I apologize for that comment. I edit my posts often for misspellings or grammar, so I do understand your doing that.
My apologies, Doug.
By the way, I've not taken anything you've said in this topic as a personal criticism. I hope you don't take my disagreement with some of your opinions stated as if "fact" personally, either.
No worries, please PM me if you believe there is something that needs sorting out.
This thread is a very interesting one (sure is to me) & I am more than happy to debate my own views on the effectiveness of various therapy approaches & where I think the therapy is heading. I am sure I won't get it all right but I believe with smart folk like we have here at cpaptalk we can improve all our understanding of what these machines can and do do for us.
Cheers & thanks
Doug
xPAP and Quattro std mask (plus a pad-a-cheek anti-leak strap)

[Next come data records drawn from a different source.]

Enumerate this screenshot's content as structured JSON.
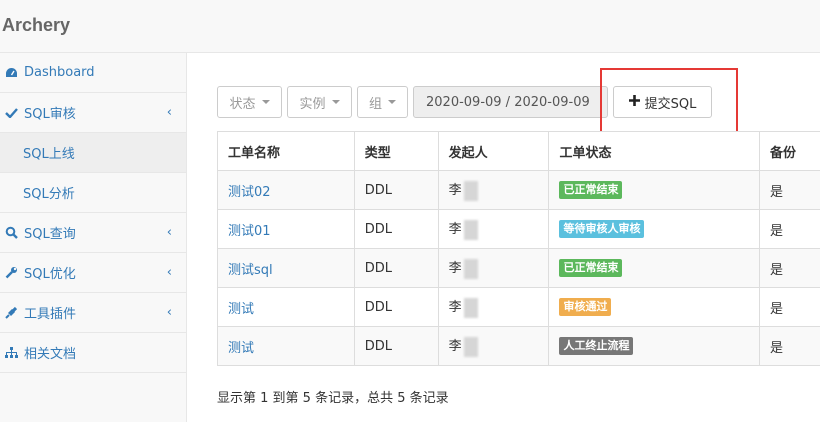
{
  "app": {
    "brand": "Archery"
  },
  "sidebar": {
    "items": [
      {
        "label": "Dashboard",
        "icon": "dashboard-icon",
        "chevron": ""
      },
      {
        "label": "SQL审核",
        "icon": "check-icon",
        "chevron": "‹"
      },
      {
        "label": "SQL上线",
        "sub": true,
        "active": true
      },
      {
        "label": "SQL分析",
        "sub": true
      },
      {
        "label": "SQL查询",
        "icon": "search-icon",
        "chevron": "‹"
      },
      {
        "label": "SQL优化",
        "icon": "wrench-icon",
        "chevron": "‹"
      },
      {
        "label": "工具插件",
        "icon": "plug-icon",
        "chevron": "‹"
      },
      {
        "label": "相关文档",
        "icon": "sitemap-icon",
        "chevron": ""
      }
    ]
  },
  "toolbar": {
    "status_label": "状态",
    "instance_label": "实例",
    "group_label": "组",
    "date_range": "2020-09-09 / 2020-09-09",
    "submit_label": "提交SQL"
  },
  "table": {
    "headers": [
      "工单名称",
      "类型",
      "发起人",
      "工单状态",
      "备份"
    ],
    "rows": [
      {
        "name": "测试02",
        "type": "DDL",
        "initiator": "李",
        "status": "已正常结束",
        "status_color": "#5cb85c",
        "backup": "是"
      },
      {
        "name": "测试01",
        "type": "DDL",
        "initiator": "李",
        "status": "等待审核人审核",
        "status_color": "#5bc0de",
        "backup": "是"
      },
      {
        "name": "测试sql",
        "type": "DDL",
        "initiator": "李",
        "status": "已正常结束",
        "status_color": "#5cb85c",
        "backup": "是"
      },
      {
        "name": "测试",
        "type": "DDL",
        "initiator": "李",
        "status": "审核通过",
        "status_color": "#f0ad4e",
        "backup": "是"
      },
      {
        "name": "测试",
        "type": "DDL",
        "initiator": "李",
        "status": "人工终止流程",
        "status_color": "#777777",
        "backup": "是"
      }
    ]
  },
  "pager": {
    "info": "显示第 1 到第 5 条记录，总共 5 条记录"
  },
  "colors": {
    "link": "#337ab7",
    "highlight": "#e53935"
  }
}
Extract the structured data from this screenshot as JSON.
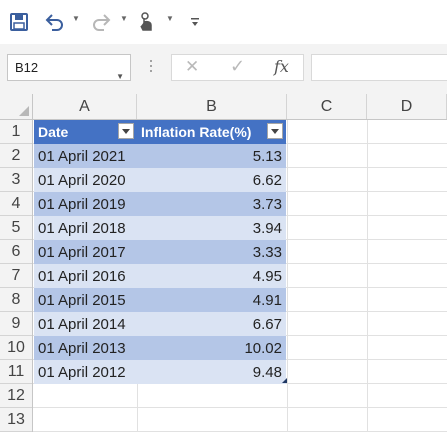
{
  "toolbar": {
    "icons": [
      "save-icon",
      "undo-icon",
      "redo-icon",
      "touch-mode-icon",
      "customize-icon"
    ]
  },
  "formula_bar": {
    "name_box": "B12",
    "cancel_glyph": "✕",
    "enter_glyph": "✓",
    "function_label": "fx",
    "formula": ""
  },
  "columns": [
    "A",
    "B",
    "C",
    "D"
  ],
  "rows": [
    "1",
    "2",
    "3",
    "4",
    "5",
    "6",
    "7",
    "8",
    "9",
    "10",
    "11",
    "12",
    "13"
  ],
  "table": {
    "headers": [
      "Date",
      "Inflation Rate(%)"
    ],
    "rows": [
      {
        "date": "01 April 2021",
        "rate": "5.13"
      },
      {
        "date": "01 April 2020",
        "rate": "6.62"
      },
      {
        "date": "01 April 2019",
        "rate": "3.73"
      },
      {
        "date": "01 April 2018",
        "rate": "3.94"
      },
      {
        "date": "01 April 2017",
        "rate": "3.33"
      },
      {
        "date": "01 April 2016",
        "rate": "4.95"
      },
      {
        "date": "01 April 2015",
        "rate": "4.91"
      },
      {
        "date": "01 April 2014",
        "rate": "6.67"
      },
      {
        "date": "01 April 2013",
        "rate": "10.02"
      },
      {
        "date": "01 April 2012",
        "rate": "9.48"
      }
    ]
  },
  "colors": {
    "header_fill": "#4472c4",
    "band_dark": "#b4c6e7",
    "band_light": "#dae3f3",
    "save_icon": "#3b5f9e"
  }
}
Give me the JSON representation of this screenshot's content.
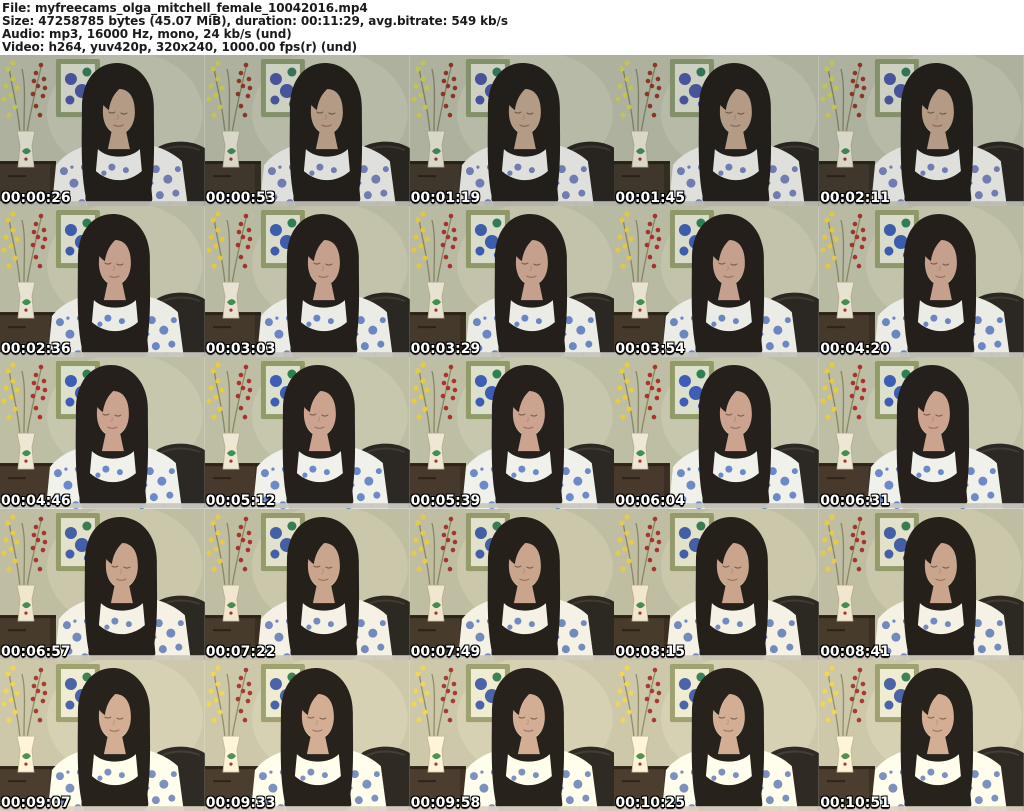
{
  "header": {
    "lines": [
      "File: myfreecams_olga_mitchell_female_10042016.mp4",
      "Size: 47258785 bytes (45.07 MiB), duration: 00:11:29, avg.bitrate: 549 kb/s",
      "Audio: mp3, 16000 Hz, mono, 24 kb/s (und)",
      "Video: h264, yuv420p, 320x240, 1000.00 fps(r) (und)"
    ]
  },
  "thumbnails": {
    "count": 25,
    "timestamps": [
      "00:00:26",
      "00:00:53",
      "00:01:19",
      "00:01:45",
      "00:02:11",
      "00:02:36",
      "00:03:03",
      "00:03:29",
      "00:03:54",
      "00:04:20",
      "00:04:46",
      "00:05:12",
      "00:05:39",
      "00:06:04",
      "00:06:31",
      "00:06:57",
      "00:07:22",
      "00:07:49",
      "00:08:15",
      "00:08:41",
      "00:09:07",
      "00:09:33",
      "00:09:58",
      "00:10:25",
      "00:10:51"
    ]
  },
  "palette": {
    "page_bg": "#ffffff",
    "header_text": "#1a1a1a",
    "timestamp_text": "#ffffff",
    "timestamp_outline": "#000000",
    "wall": "#b9baa1",
    "hair": "#251f1b",
    "skin": "#c7a08b",
    "shirt": "#ebece6",
    "shirt_pattern": "#5574bd",
    "chair": "#2b2722",
    "cabinet": "#46392b",
    "frame_border": "#8e9866",
    "frame_blue": "#3c5cb0",
    "flower_yellow": "#e2c83e",
    "flower_red": "#a8322b",
    "vase": "#e8e2cf",
    "desk": "#c6c5bc"
  }
}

Bill,billbolton wrote:Which makes me wonder just how much "rampant featuritis" is occuring on user side, with users demanding perceived "features" which have relatively small benefit in the overall picture of SDB treament! How much is that driving up the total-healthcare-system-cost of delivering xPAP therapy?!?dsm wrote:I guess that what I am saying is that I am now a believer that we can and do get used to particular setups & a lot of that is our own preconditioning vs the objective facts.

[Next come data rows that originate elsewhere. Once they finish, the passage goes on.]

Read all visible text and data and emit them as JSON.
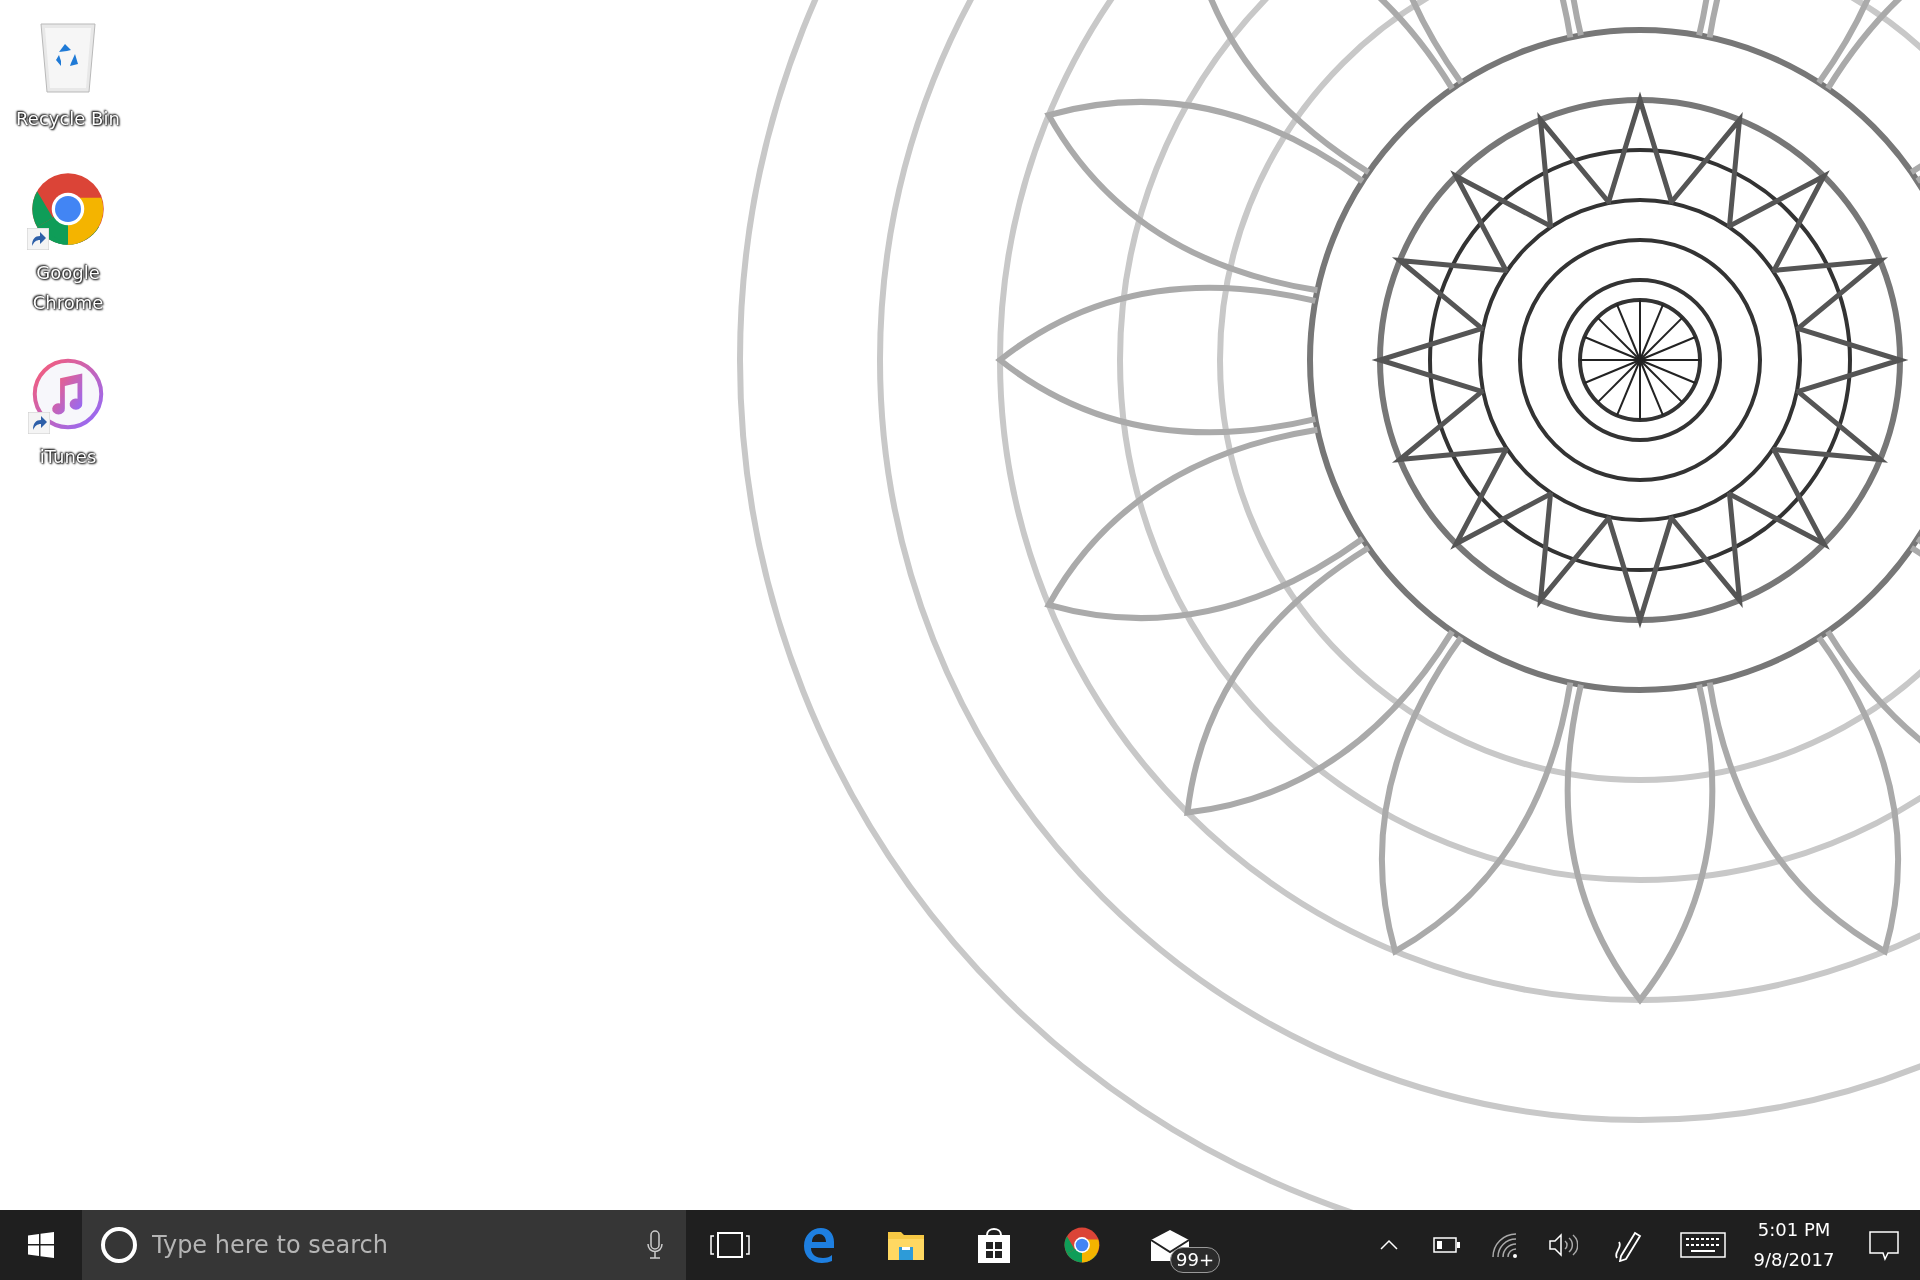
{
  "desktop_icons": [
    {
      "kind": "recycle-bin",
      "label": "Recycle Bin",
      "shortcut": false
    },
    {
      "kind": "chrome",
      "label": "Google Chrome",
      "shortcut": true
    },
    {
      "kind": "itunes",
      "label": "iTunes",
      "shortcut": true
    }
  ],
  "taskbar": {
    "search": {
      "placeholder": "Type here to search"
    },
    "apps": [
      {
        "kind": "task-view"
      },
      {
        "kind": "edge"
      },
      {
        "kind": "explorer"
      },
      {
        "kind": "store"
      },
      {
        "kind": "chrome"
      },
      {
        "kind": "mail",
        "badge": "99+"
      }
    ],
    "tray": [
      {
        "kind": "chevron"
      },
      {
        "kind": "battery"
      },
      {
        "kind": "wifi"
      },
      {
        "kind": "volume"
      },
      {
        "kind": "pen"
      },
      {
        "kind": "keyboard"
      }
    ],
    "clock": {
      "time": "5:01 PM",
      "date": "9/8/2017"
    }
  }
}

Anyway, back to the S8 II topic..... do you think the "high-resolution flow data (25Hz)" is something new?
Does the existing S8 Reslink module you have do this with your existing S8? Or is a product of the Reslink II module, or perhaps the Reslink II module + an S8 II flow generator?
Cheers,
Bill
I am betting (from what I have already seen) that Resmed (and I am sure the other mfgs) are going to offer a real time streaming capability that allows any cpap machine to deliver the data in real time over the Internet.

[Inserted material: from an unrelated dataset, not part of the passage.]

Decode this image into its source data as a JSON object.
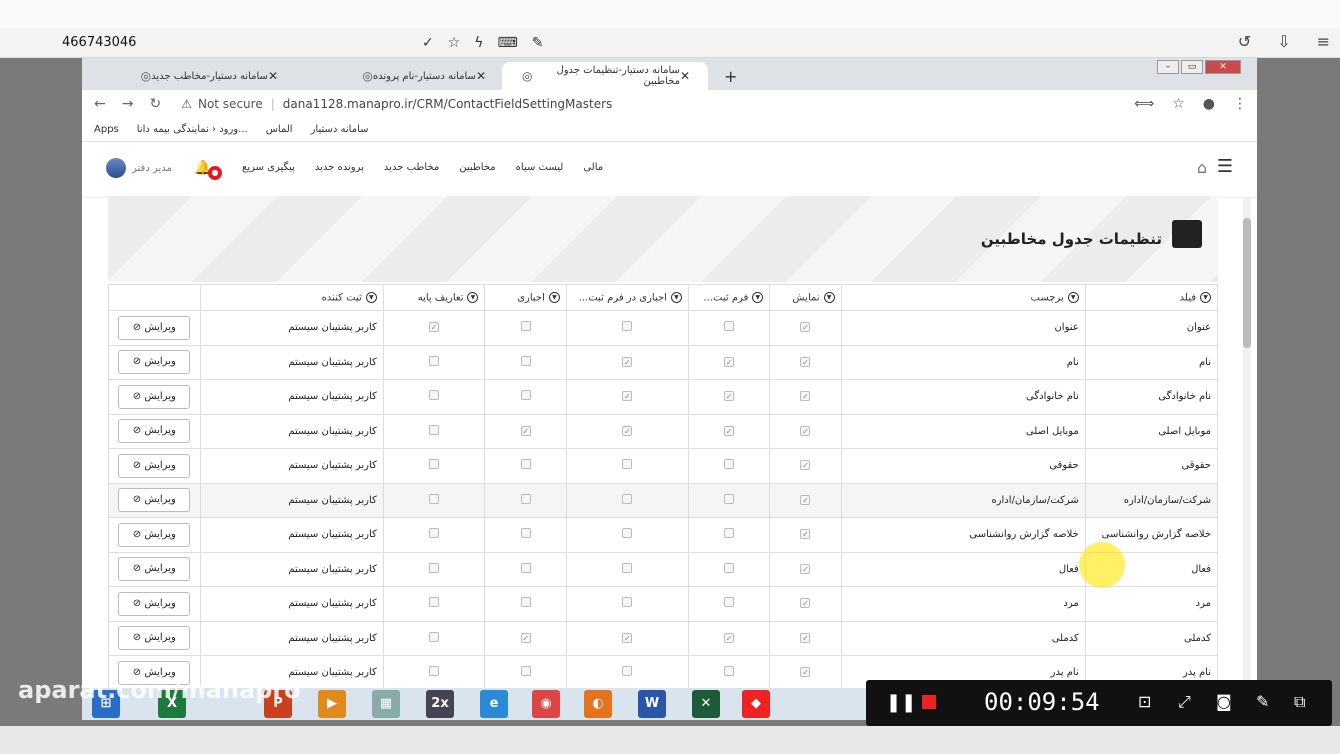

I have seen somewhere on Resmed's web site (Slinky can you remember the link) where they already have a wireless link that allows the data to be streamed.
Slinky & I both obtained Reslink modules & tried to get a matchinf SpO2 probe (cheap ) but as yet I have to confess to being too busy to have set up my reslink & tried it.
The Probes we bought turned out to be an advanced version that delivers more data than the Reslink can handle so we are still keeing our eyes peeled for a cheap XPOD probe that does fit the Reslink (The Reslink SpO2 probe is in fact a NONIN XPOD with data format #2).
So if Resmed have mentioned a faster data transfer rate, I'll bet the brooklyn bridge that it is a prelude to some near future net transfer of real time data.